兵法三十六計とは、中国の三国時代以降に生まれた兵法書で、宋代初めに活躍した名将 檀道済(たん どうせい)がまとめたものです。
「兵法三十六計」は兵法における戦術を六系統・三十六種類に分類した内容で、書かれている故事や教訓は、単なる兵法ではなく処世術としても活用され、広く知られています。
また「兵法三十六計」は、ことわざの「三十六計逃げるに如かず」(迷ったときには機をみて撤退し、後日再挙を期すのが最上の策である)の語源ともなっています。

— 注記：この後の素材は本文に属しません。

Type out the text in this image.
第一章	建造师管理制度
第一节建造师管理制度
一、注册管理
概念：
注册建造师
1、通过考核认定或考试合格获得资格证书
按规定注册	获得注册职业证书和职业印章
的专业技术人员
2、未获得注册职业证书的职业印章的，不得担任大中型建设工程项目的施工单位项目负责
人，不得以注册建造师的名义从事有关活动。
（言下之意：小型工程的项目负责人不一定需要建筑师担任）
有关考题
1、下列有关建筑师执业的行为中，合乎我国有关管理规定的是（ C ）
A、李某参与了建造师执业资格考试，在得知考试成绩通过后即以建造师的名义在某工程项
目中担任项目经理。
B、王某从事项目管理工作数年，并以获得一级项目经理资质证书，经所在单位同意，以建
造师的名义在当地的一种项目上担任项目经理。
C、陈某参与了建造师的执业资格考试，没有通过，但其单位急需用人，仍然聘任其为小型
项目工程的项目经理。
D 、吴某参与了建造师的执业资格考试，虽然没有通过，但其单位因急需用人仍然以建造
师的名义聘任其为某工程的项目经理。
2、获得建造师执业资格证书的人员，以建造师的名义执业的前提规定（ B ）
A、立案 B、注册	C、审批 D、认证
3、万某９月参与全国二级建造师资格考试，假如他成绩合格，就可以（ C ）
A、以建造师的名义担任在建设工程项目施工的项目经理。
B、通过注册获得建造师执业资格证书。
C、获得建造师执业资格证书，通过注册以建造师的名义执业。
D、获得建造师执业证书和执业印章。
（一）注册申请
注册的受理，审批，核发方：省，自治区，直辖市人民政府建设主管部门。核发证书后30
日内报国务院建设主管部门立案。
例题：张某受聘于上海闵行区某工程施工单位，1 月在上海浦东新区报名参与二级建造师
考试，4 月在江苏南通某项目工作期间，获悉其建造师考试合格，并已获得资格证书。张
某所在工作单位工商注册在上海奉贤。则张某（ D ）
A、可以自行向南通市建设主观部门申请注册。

今回は、この「兵法三十六計」の中から「第三十二計」にあたる「空城の計(くうじょうのけい)」をご紹介しましょう。
「空城の計(くうじょうのけい)」とは?
「空城の計(くうじょうのけい)」とは、三国時代の故事から取った言葉で
「備えがない時に無防備に見せて、相手の警戒心を誘う」
計略のことです。
中国の三国時代、蜀の諸葛亮が魏を攻めた際、陽平関に駐留していた諸葛亮は援軍を派遣して手元に1万人の兵しかいない状態で、魏の司馬懿の20万人の兵を迎え撃つことになりました。

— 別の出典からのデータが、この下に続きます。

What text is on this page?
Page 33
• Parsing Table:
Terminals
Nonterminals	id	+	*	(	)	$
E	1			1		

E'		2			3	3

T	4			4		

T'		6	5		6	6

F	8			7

味方の兵を呼び返すには時間がないと知り騒然となった蜀軍の中で一人 諸葛亮は落ち着き払い、全軍にみだりに騒がないように命じ、城内を掃き清めて城の城門を開け放ちました。
そして、魏の大軍を前に一人で城の楼台に上がって琴を奏で、魏軍を城内へ招き入れるそぶりを見せました。

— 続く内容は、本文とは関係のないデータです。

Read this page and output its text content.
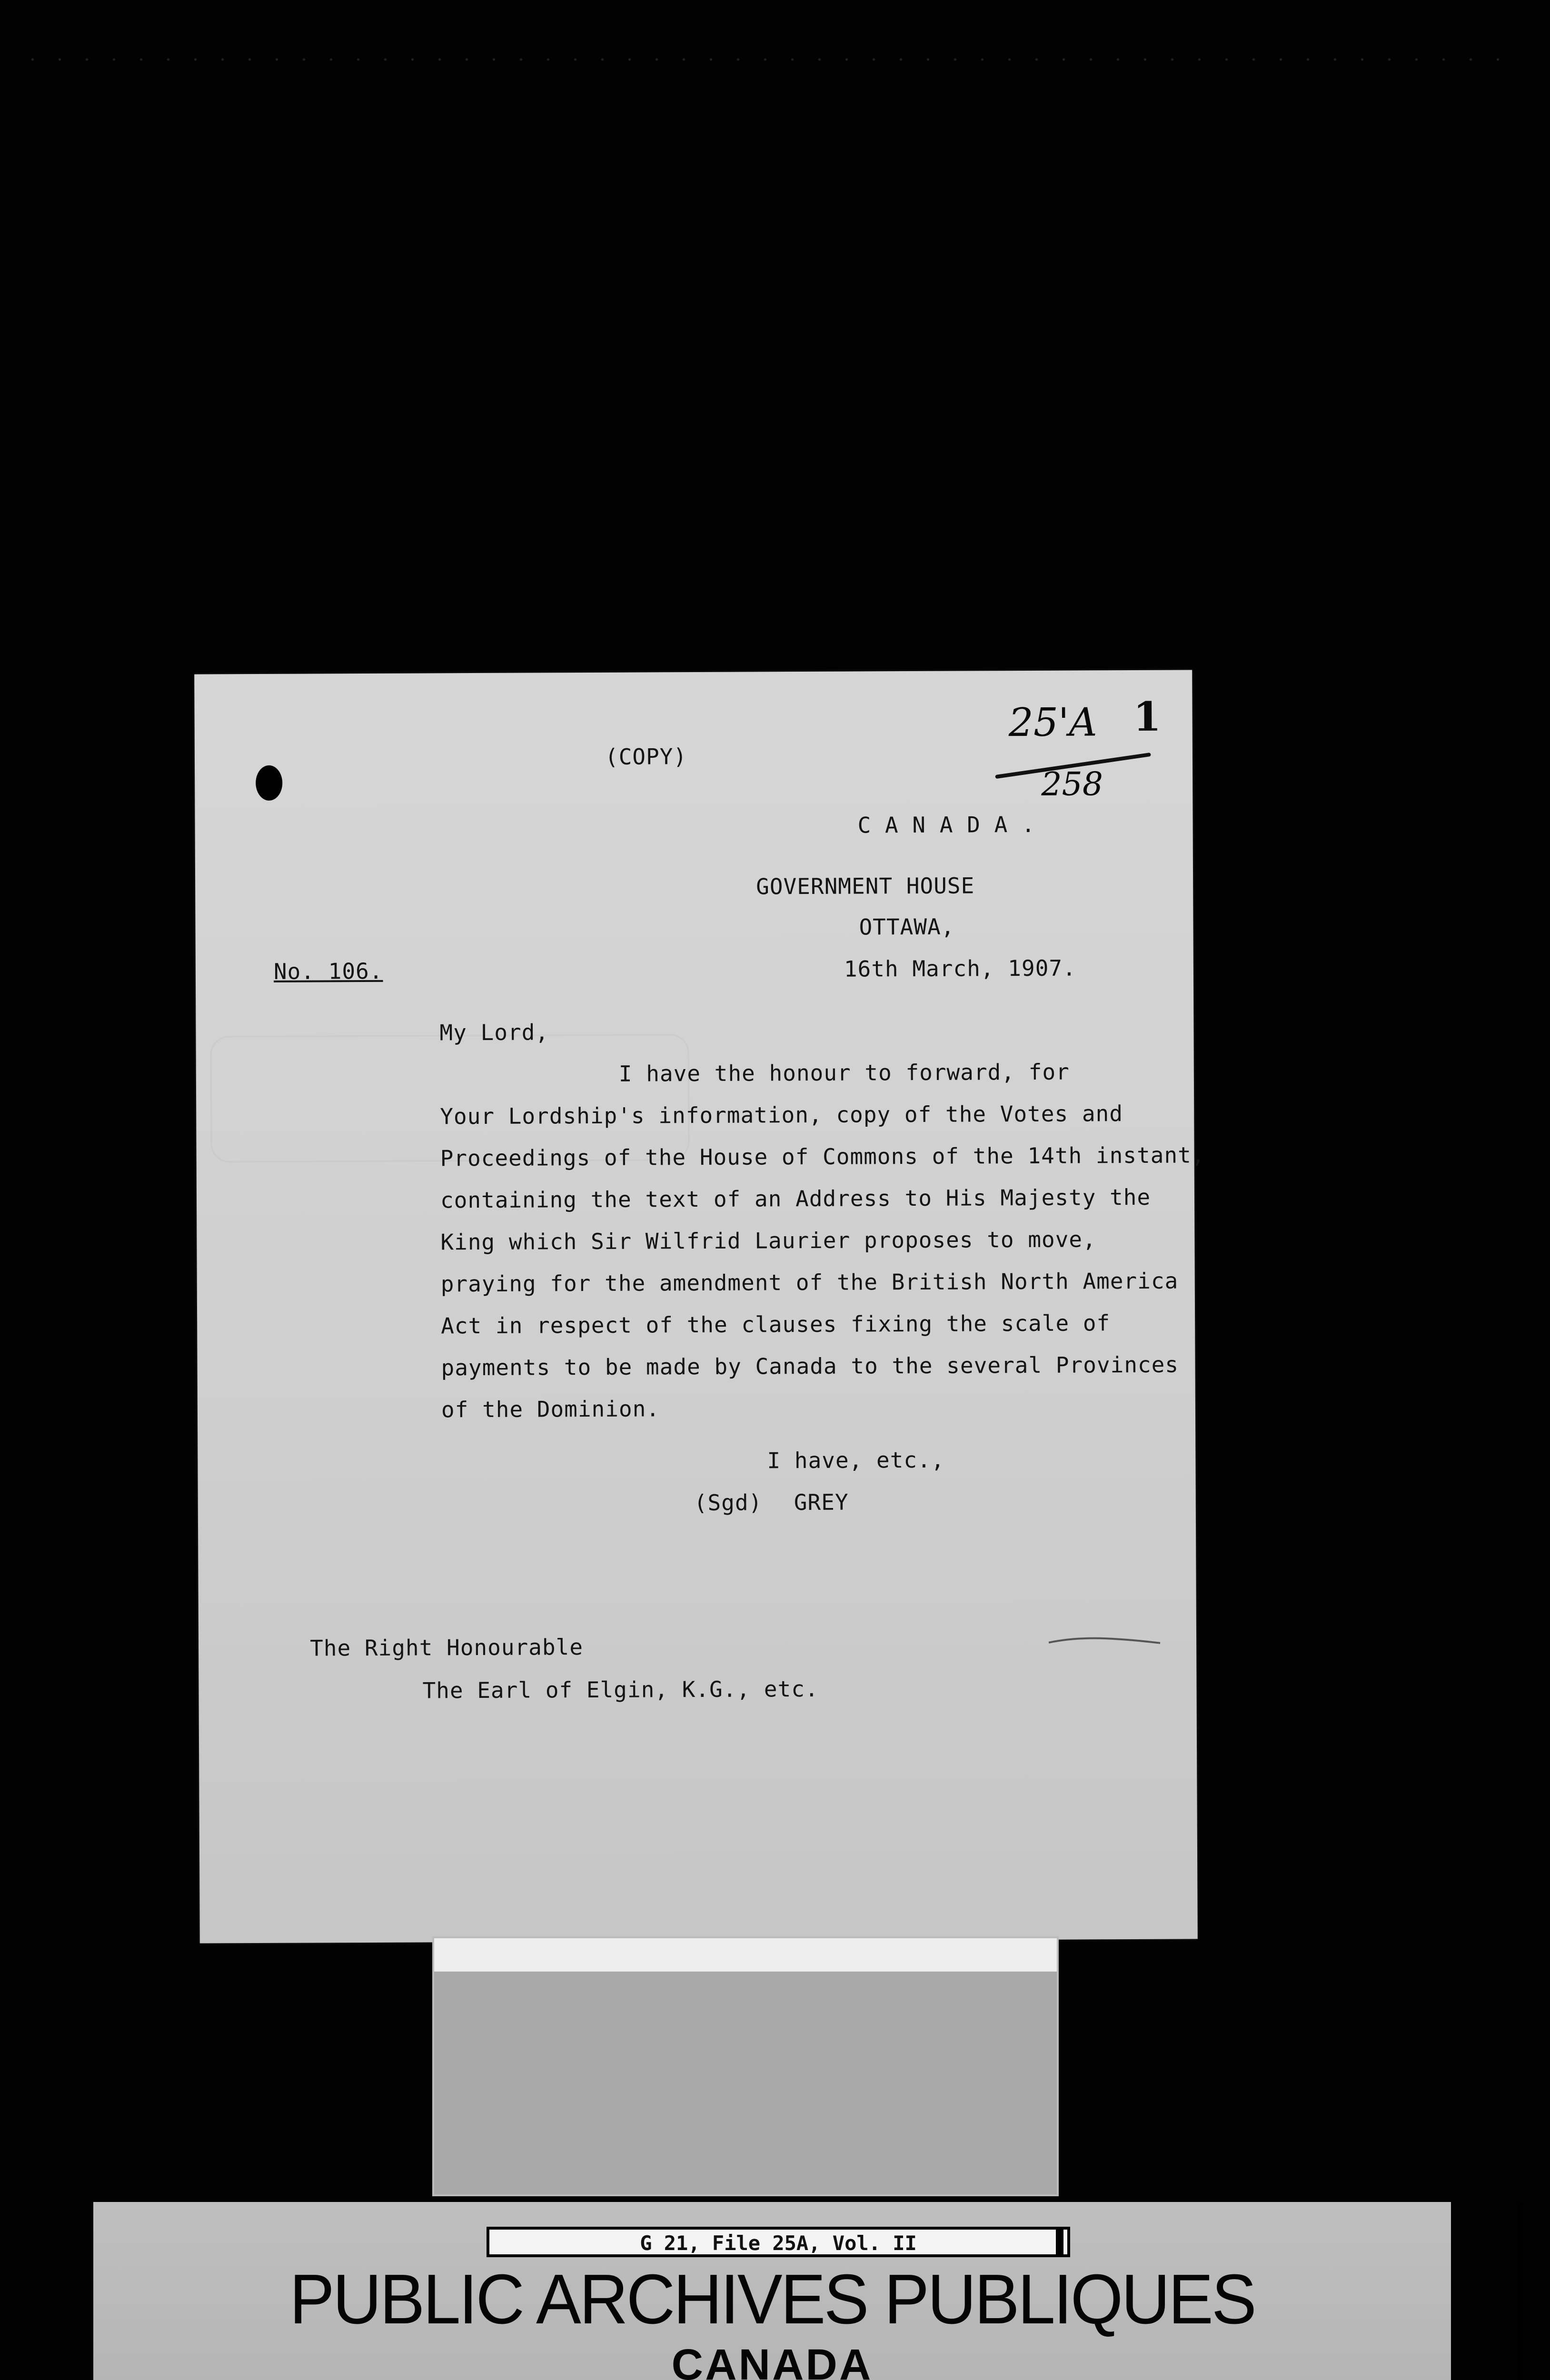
25'A 1
258
(COPY)
C A N A D A .
GOVERNMENT HOUSE
OTTAWA,
No. 106.	16th March, 1907.
My Lord,
I have the honour to forward, for
Your Lordship's information, copy of the Votes and
Proceedings of the House of Commons of the 14th instant,
containing the text of an Address to His Majesty the
King which Sir Wilfrid Laurier proposes to move,
praying for the amendment of the British North America
Act in respect of the clauses fixing the scale of
payments to be made by Canada to the several Provinces
of the Dominion.
I have, etc.,
(Sgd) GREY
The Right Honourable
The Earl of Elgin, K.G., etc.
G 21, File 25A, Vol. II
PUBLIC ARCHIVES PUBLIQUES
CANADA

それを見た司馬懿は伏兵がいるものと疑い、兵を引いたのです。
「空城の計」は、無防備に見せることで相手方に警戒させるもので、相手の指揮官が優秀で慎重な人物であればあるほど、成功する確率が高い計略と言えるでしょう。
優れた経営者は、苦しい時の商談でも落ち着き払って窮地にあることを相手方に決して悟られません。そして、逆に有利な条件で商談をまとめ上げていきます。
いわゆる「はったり」ですが、誰でも成功させることができるわけでなく、自身の胆力や交渉相手の状況把握など冷静に把握した上で行うことが重要です。